Seppelt – und nun ARD?

Von , am Samstag, 12. Mai 2018, in Fußball, Medien, Politik.

Dopingexperte Hajo Seppelt wurde von Russland das Einreisevisum und damit die Presseakkreditierung entzogen. Er kann also nicht zur WM anreisen und von dort berichten. Die Empörung der ARD ist darüber gross und vordergründig lautstark. Aber ist sie auch rechtschaffen? Wieviel Substanz hat sie im Kern?
Seppelt hat mit der ARD, vertreten durch WDR und RBB, ähnliche Verträge wie die Talkshowmaster. Er ist nicht Angestellter, sondern selbstständiger Dienstleister. In der Dopingdiskussion hat er sich einen hochangesehenen – und gefürchteten – Expertenstatus erarbeitet, auf den die ARD-Sportredaktionen nicht verzichten wollen, und die Intendant*inn*en ihn darum vertraglich gebunden haben. So weit, so gut.
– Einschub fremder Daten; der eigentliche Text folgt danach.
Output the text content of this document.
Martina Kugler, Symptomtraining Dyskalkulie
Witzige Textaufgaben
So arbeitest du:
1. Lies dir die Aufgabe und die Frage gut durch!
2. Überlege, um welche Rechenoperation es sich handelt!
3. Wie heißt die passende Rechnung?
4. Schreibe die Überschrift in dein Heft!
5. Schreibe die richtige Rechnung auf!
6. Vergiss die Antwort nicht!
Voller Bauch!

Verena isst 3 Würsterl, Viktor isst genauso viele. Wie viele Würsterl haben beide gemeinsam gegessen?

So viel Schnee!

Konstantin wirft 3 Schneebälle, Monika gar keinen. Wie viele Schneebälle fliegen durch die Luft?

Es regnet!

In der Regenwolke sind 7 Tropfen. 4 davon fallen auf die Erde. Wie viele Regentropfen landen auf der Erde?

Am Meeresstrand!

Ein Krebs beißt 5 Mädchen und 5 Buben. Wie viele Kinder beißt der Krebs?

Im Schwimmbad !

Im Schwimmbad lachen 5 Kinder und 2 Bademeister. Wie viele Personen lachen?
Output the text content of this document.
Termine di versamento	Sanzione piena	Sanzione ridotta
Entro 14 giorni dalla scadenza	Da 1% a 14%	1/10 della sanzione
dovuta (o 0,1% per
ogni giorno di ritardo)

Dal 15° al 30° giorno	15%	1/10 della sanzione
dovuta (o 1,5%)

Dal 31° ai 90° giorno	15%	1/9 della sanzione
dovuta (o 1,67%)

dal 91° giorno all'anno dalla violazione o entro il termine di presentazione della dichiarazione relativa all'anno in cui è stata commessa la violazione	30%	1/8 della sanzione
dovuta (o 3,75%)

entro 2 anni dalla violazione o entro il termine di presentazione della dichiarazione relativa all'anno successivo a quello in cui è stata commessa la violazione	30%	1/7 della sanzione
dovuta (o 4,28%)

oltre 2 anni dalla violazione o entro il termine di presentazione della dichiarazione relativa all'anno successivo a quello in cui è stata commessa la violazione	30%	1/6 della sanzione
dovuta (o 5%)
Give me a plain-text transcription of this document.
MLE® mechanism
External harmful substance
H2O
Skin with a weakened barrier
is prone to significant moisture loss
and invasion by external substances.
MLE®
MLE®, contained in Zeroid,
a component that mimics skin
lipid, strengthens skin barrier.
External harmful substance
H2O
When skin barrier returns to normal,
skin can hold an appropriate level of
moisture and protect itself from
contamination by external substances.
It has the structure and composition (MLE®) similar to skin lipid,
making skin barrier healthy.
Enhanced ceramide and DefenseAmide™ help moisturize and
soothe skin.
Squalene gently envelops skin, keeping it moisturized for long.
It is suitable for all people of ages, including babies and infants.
Seppelt ist auch, selbst wenn er in seiner Agressivität manchmal so wirkt, kein Russophober; er schreckt auch vor Kritik an deutschen Dopingmethoden nicht zurück.

Nun stellen sich aber Fragen an das Vertragsverhältnis von ARD (und ZDF) mit dem WM-Veranstalter Fifa. Die Sender haben für sehr, sehr viel von unserem Geld die WM-Senderechte bei der Fifa gekauft. Solche Lizenzverträge haben gewöhnlich einen grossen Umfang. Der letzte Scheiss wird darin geregelt: wie welche Sponsoren ins Licht gesetzt werden müssen, was wie gesendet werden muss, Fifa-eigene Spots z.B. u.v.m. Und jetzt sagen Sie bitte nicht, ARD und ZDF hätten sich die journalistische Pressefreiheit nicht vertraglich zusichern lassen! Update 12.5.: ein Bericht im DLF behauptet, es sei vertraglich gesichert. Spannend wäre offenzulegen: wie?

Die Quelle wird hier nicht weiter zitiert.